Enable and calculate data similarity

To show similar assets, data similarity must be enabled in your environment and similarity scores must be calculated for your data.

Tip Even if data similarity is enabled in your environment, you can specify that you don't want to calculate similarity scores for a data source.

Before you begin

Important 
  • Data similarity is a cloud-only feature and is not certified for FedRAMP.
  • This feature is in Beta testing.

Steps

Step More details
1

In the Service Configuration settings, enable the Calculate Data Similarity (Beta) profiling setting.

Data similarity scores can be calculated when you profile a data source via Edge.

2

In the Collibra settings, enable the Data Similarity (Beta) setting for Data Marketplace.

If, for the Table asset, some assets have a similarity score higher than 50%, the Similar Data tab is visible in the Data Marketplace asset preview.

3

Register a data source via Edge and profile the data.
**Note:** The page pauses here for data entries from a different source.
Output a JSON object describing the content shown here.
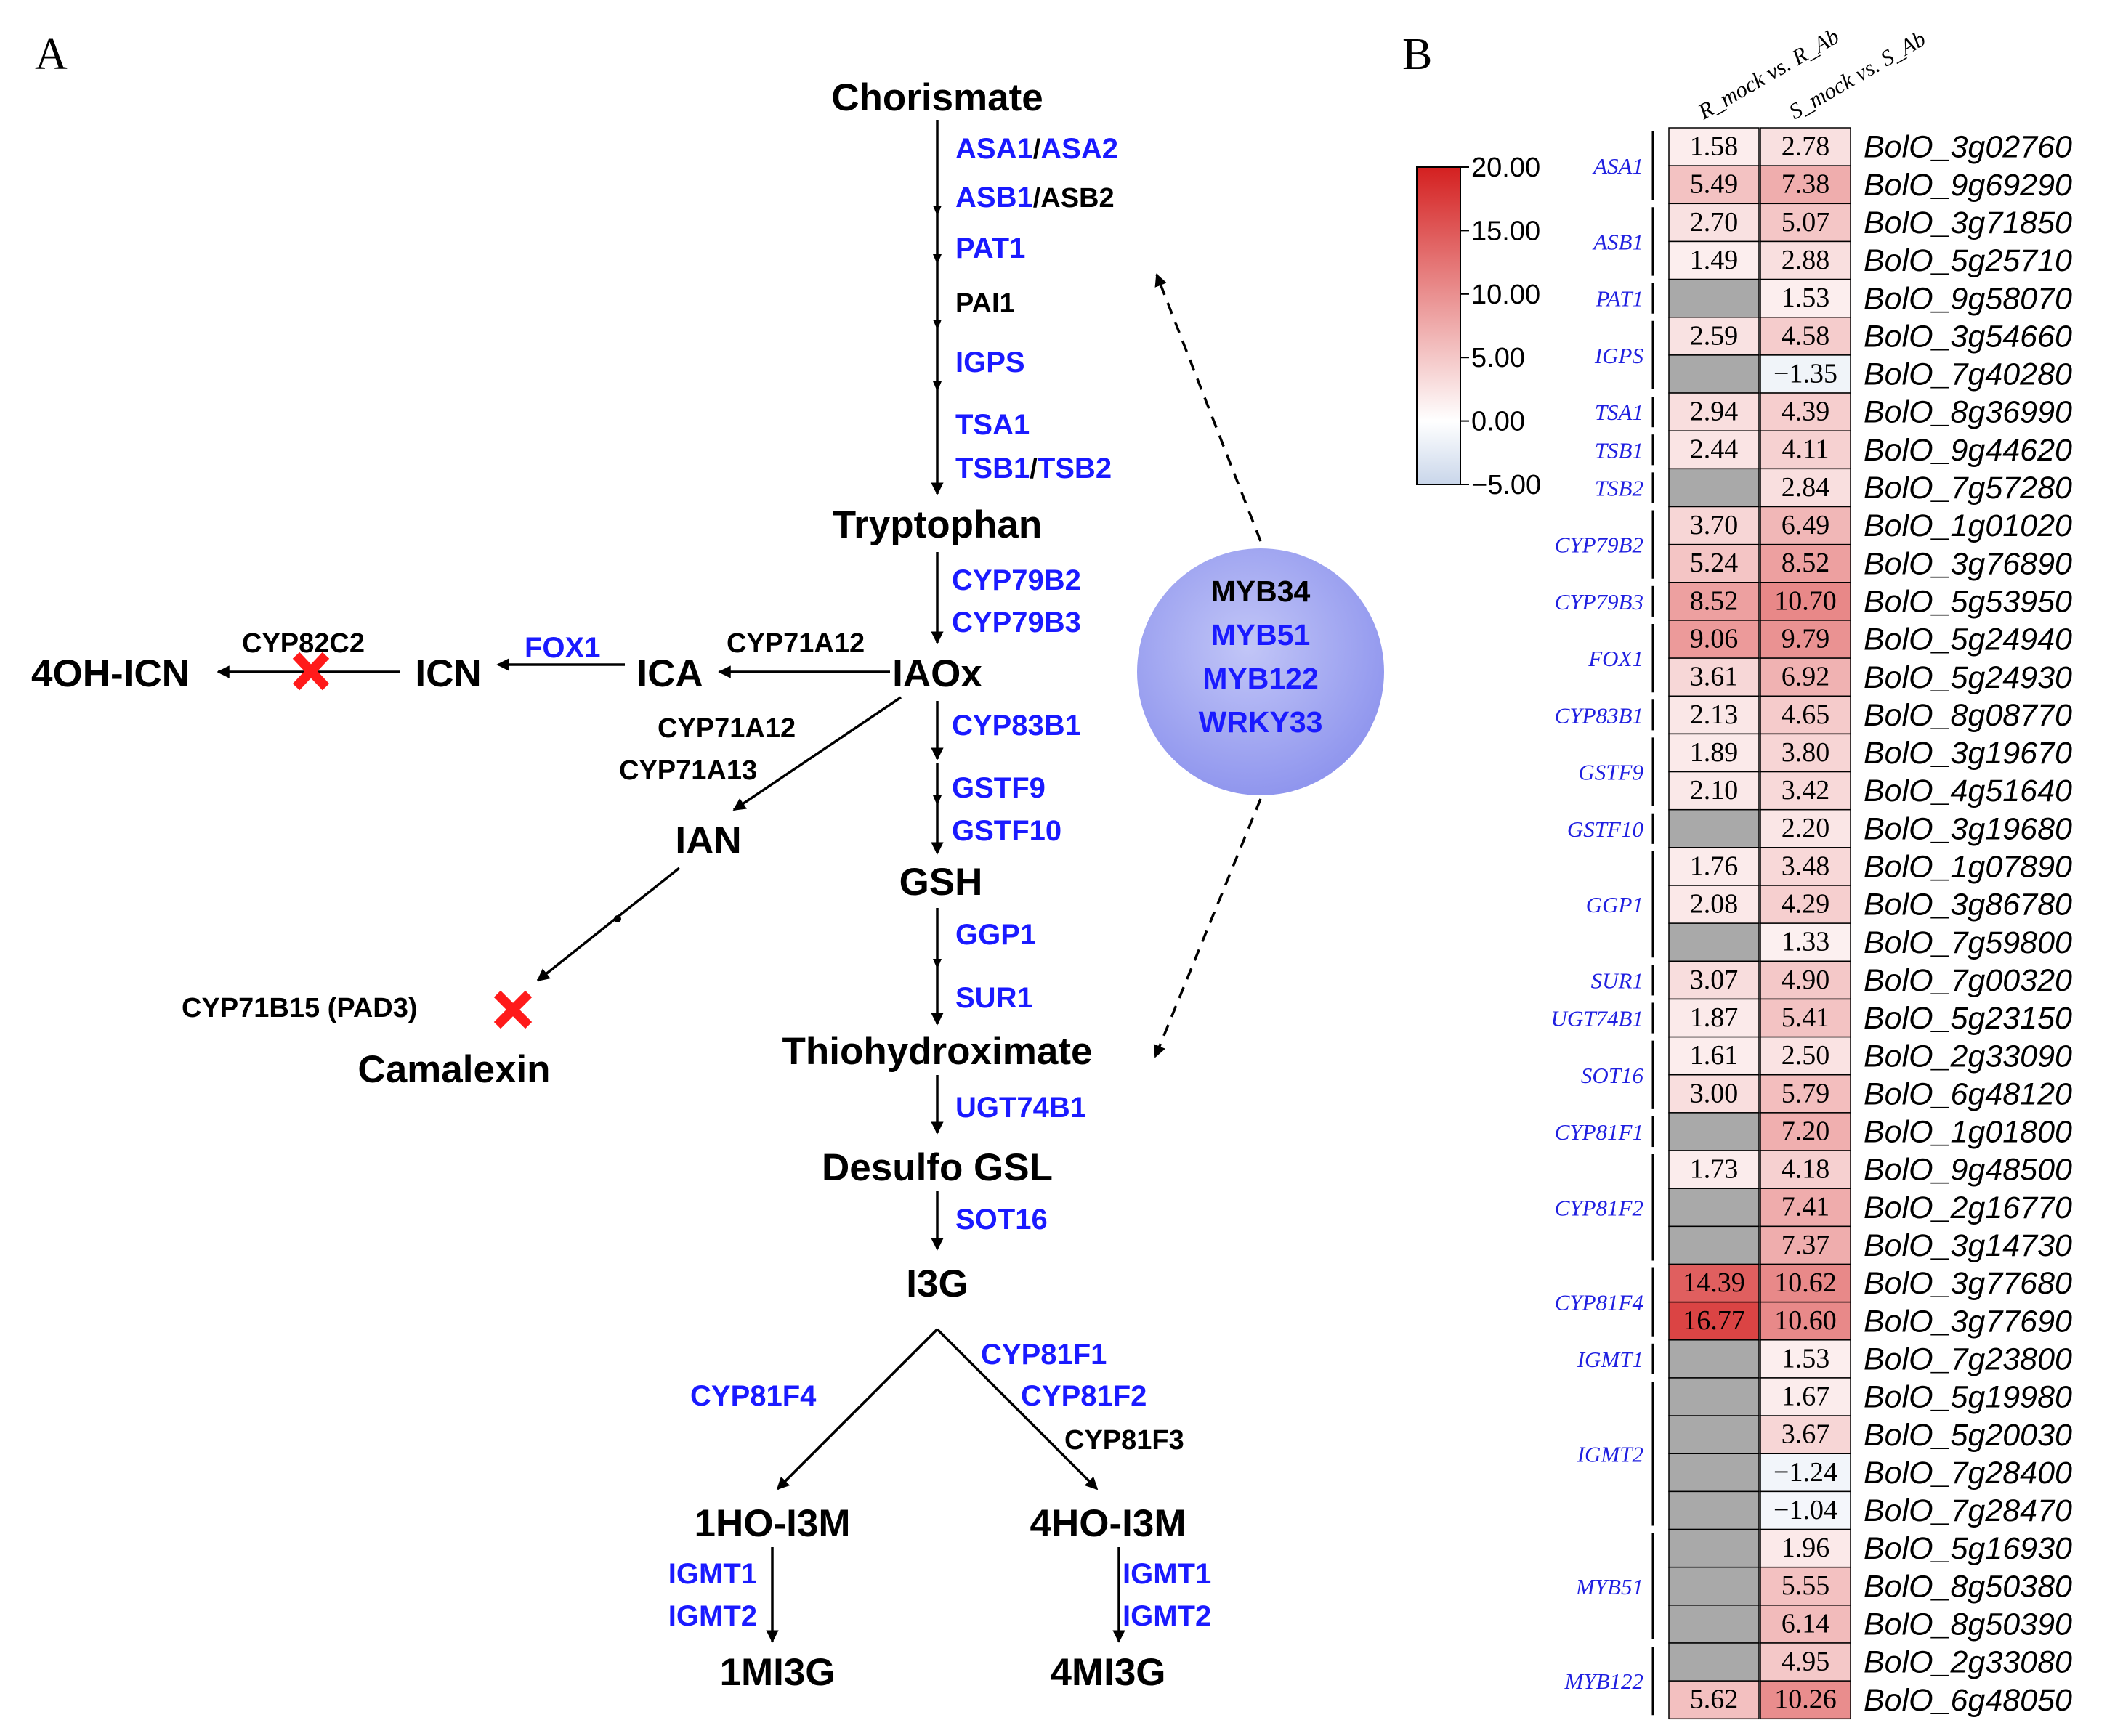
{
  "panel_a": {
    "label": "A",
    "metabolites": {
      "chorismate": "Chorismate",
      "tryptophan": "Tryptophan",
      "iaox": "IAOx",
      "ica": "ICA",
      "icn": "ICN",
      "oh_icn": "4OH-ICN",
      "ian": "IAN",
      "camalexin": "Camalexin",
      "gsh": "GSH",
      "thiohydroximate": "Thiohydroximate",
      "desulfo": "Desulfo GSL",
      "i3g": "I3G",
      "ho1": "1HO-I3M",
      "ho4": "4HO-I3M",
      "mi1": "1MI3G",
      "mi4": "4MI3G"
    },
    "enzymes": {
      "asa1": "ASA1",
      "slash": "/",
      "asa2": "ASA2",
      "asb1": "ASB1",
      "asb2": "ASB2",
      "pat1": "PAT1",
      "pai1": "PAI1",
      "igps": "IGPS",
      "tsa1": "TSA1",
      "tsb1": "TSB1",
      "tsb2": "TSB2",
      "cyp79b2": "CYP79B2",
      "cyp79b3": "CYP79B3",
      "cyp71a12_top": "CYP71A12",
      "fox1": "FOX1",
      "cyp82c2": "CYP82C2",
      "cyp71a12": "CYP71A12",
      "cyp71a13": "CYP71A13",
      "cyp71b15": "CYP71B15 (PAD3)",
      "cyp83b1": "CYP83B1",
      "gstf9": "GSTF9",
      "gstf10": "GSTF10",
      "ggp1": "GGP1",
      "sur1": "SUR1",
      "ugt74b1": "UGT74B1",
      "sot16": "SOT16",
      "cyp81f4": "CYP81F4",
      "cyp81f1": "CYP81F1",
      "cyp81f2": "CYP81F2",
      "cyp81f3": "CYP81F3",
      "igmt1_l": "IGMT1",
      "igmt2_l": "IGMT2",
      "igmt1_r": "IGMT1",
      "igmt2_r": "IGMT2"
    },
    "regulators": {
      "myb34": "MYB34",
      "myb51": "MYB51",
      "myb122": "MYB122",
      "wrky33": "WRKY33"
    },
    "colors": {
      "blue_gene": "#1a1aff",
      "black_gene": "#000000",
      "blocked_mark": "#ff1a1a",
      "regulator_fill": "#9fa4f0"
    }
  },
  "panel_b": {
    "label": "B",
    "column_headers": [
      "R_mock vs. R_Ab",
      "S_mock vs. S_Ab"
    ],
    "legend": {
      "ticks": [
        "20.00",
        "15.00",
        "10.00",
        "5.00",
        "0.00",
        "−5.00"
      ],
      "min": -5,
      "max": 20
    },
    "groups": [
      {
        "gene": "ASA1",
        "rows": 2
      },
      {
        "gene": "ASB1",
        "rows": 2
      },
      {
        "gene": "PAT1",
        "rows": 1
      },
      {
        "gene": "IGPS",
        "rows": 2
      },
      {
        "gene": "TSA1",
        "rows": 1
      },
      {
        "gene": "TSB1",
        "rows": 1
      },
      {
        "gene": "TSB2",
        "rows": 1
      },
      {
        "gene": "CYP79B2",
        "rows": 2
      },
      {
        "gene": "CYP79B3",
        "rows": 1
      },
      {
        "gene": "FOX1",
        "rows": 2
      },
      {
        "gene": "CYP83B1",
        "rows": 1
      },
      {
        "gene": "GSTF9",
        "rows": 2
      },
      {
        "gene": "GSTF10",
        "rows": 1
      },
      {
        "gene": "GGP1",
        "rows": 3
      },
      {
        "gene": "SUR1",
        "rows": 1
      },
      {
        "gene": "UGT74B1",
        "rows": 1
      },
      {
        "gene": "SOT16",
        "rows": 2
      },
      {
        "gene": "CYP81F1",
        "rows": 1
      },
      {
        "gene": "CYP81F2",
        "rows": 3
      },
      {
        "gene": "CYP81F4",
        "rows": 2
      },
      {
        "gene": "IGMT1",
        "rows": 1
      },
      {
        "gene": "IGMT2",
        "rows": 4
      },
      {
        "gene": "MYB51",
        "rows": 3
      },
      {
        "gene": "MYB122",
        "rows": 2
      }
    ],
    "rows": [
      {
        "id": "BolO_3g02760",
        "r": "1.58",
        "s": "2.78"
      },
      {
        "id": "BolO_9g69290",
        "r": "5.49",
        "s": "7.38"
      },
      {
        "id": "BolO_3g71850",
        "r": "2.70",
        "s": "5.07"
      },
      {
        "id": "BolO_5g25710",
        "r": "1.49",
        "s": "2.88"
      },
      {
        "id": "BolO_9g58070",
        "r": null,
        "s": "1.53"
      },
      {
        "id": "BolO_3g54660",
        "r": "2.59",
        "s": "4.58"
      },
      {
        "id": "BolO_7g40280",
        "r": null,
        "s": "−1.35"
      },
      {
        "id": "BolO_8g36990",
        "r": "2.94",
        "s": "4.39"
      },
      {
        "id": "BolO_9g44620",
        "r": "2.44",
        "s": "4.11"
      },
      {
        "id": "BolO_7g57280",
        "r": null,
        "s": "2.84"
      },
      {
        "id": "BolO_1g01020",
        "r": "3.70",
        "s": "6.49"
      },
      {
        "id": "BolO_3g76890",
        "r": "5.24",
        "s": "8.52"
      },
      {
        "id": "BolO_5g53950",
        "r": "8.52",
        "s": "10.70"
      },
      {
        "id": "BolO_5g24940",
        "r": "9.06",
        "s": "9.79"
      },
      {
        "id": "BolO_5g24930",
        "r": "3.61",
        "s": "6.92"
      },
      {
        "id": "BolO_8g08770",
        "r": "2.13",
        "s": "4.65"
      },
      {
        "id": "BolO_3g19670",
        "r": "1.89",
        "s": "3.80"
      },
      {
        "id": "BolO_4g51640",
        "r": "2.10",
        "s": "3.42"
      },
      {
        "id": "BolO_3g19680",
        "r": null,
        "s": "2.20"
      },
      {
        "id": "BolO_1g07890",
        "r": "1.76",
        "s": "3.48"
      },
      {
        "id": "BolO_3g86780",
        "r": "2.08",
        "s": "4.29"
      },
      {
        "id": "BolO_7g59800",
        "r": null,
        "s": "1.33"
      },
      {
        "id": "BolO_7g00320",
        "r": "3.07",
        "s": "4.90"
      },
      {
        "id": "BolO_5g23150",
        "r": "1.87",
        "s": "5.41"
      },
      {
        "id": "BolO_2g33090",
        "r": "1.61",
        "s": "2.50"
      },
      {
        "id": "BolO_6g48120",
        "r": "3.00",
        "s": "5.79"
      },
      {
        "id": "BolO_1g01800",
        "r": null,
        "s": "7.20"
      },
      {
        "id": "BolO_9g48500",
        "r": "1.73",
        "s": "4.18"
      },
      {
        "id": "BolO_2g16770",
        "r": null,
        "s": "7.41"
      },
      {
        "id": "BolO_3g14730",
        "r": null,
        "s": "7.37"
      },
      {
        "id": "BolO_3g77680",
        "r": "14.39",
        "s": "10.62"
      },
      {
        "id": "BolO_3g77690",
        "r": "16.77",
        "s": "10.60"
      },
      {
        "id": "BolO_7g23800",
        "r": null,
        "s": "1.53"
      },
      {
        "id": "BolO_5g19980",
        "r": null,
        "s": "1.67"
      },
      {
        "id": "BolO_5g20030",
        "r": null,
        "s": "3.67"
      },
      {
        "id": "BolO_7g28400",
        "r": null,
        "s": "−1.24"
      },
      {
        "id": "BolO_7g28470",
        "r": null,
        "s": "−1.04"
      },
      {
        "id": "BolO_5g16930",
        "r": null,
        "s": "1.96"
      },
      {
        "id": "BolO_8g50380",
        "r": null,
        "s": "5.55"
      },
      {
        "id": "BolO_8g50390",
        "r": null,
        "s": "6.14"
      },
      {
        "id": "BolO_2g33080",
        "r": null,
        "s": "4.95"
      },
      {
        "id": "BolO_6g48050",
        "r": "5.62",
        "s": "10.26"
      }
    ],
    "colors": {
      "high": "#d42020",
      "zero": "#ffffff",
      "low": "#c9d6ea",
      "missing": "#a9a9a9"
    }
  }
}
Similarity scores are calculated for the profiled Table assets.

Important 

If you don't want to calculate similarity scores for a data source during profiling, you can deactivate the calculation via the profiling capability configuration. In the capability, add the following parameter in the Other section:

  • Name: data-similarity
  • Type: Text
  • Encryption: Not encrypted (plain text)
  • Value: false

What's next?

If a data consumer in Data Marketplace opens a Table asset preview, and similar assets are available for this table, the Similar Data tab is shown.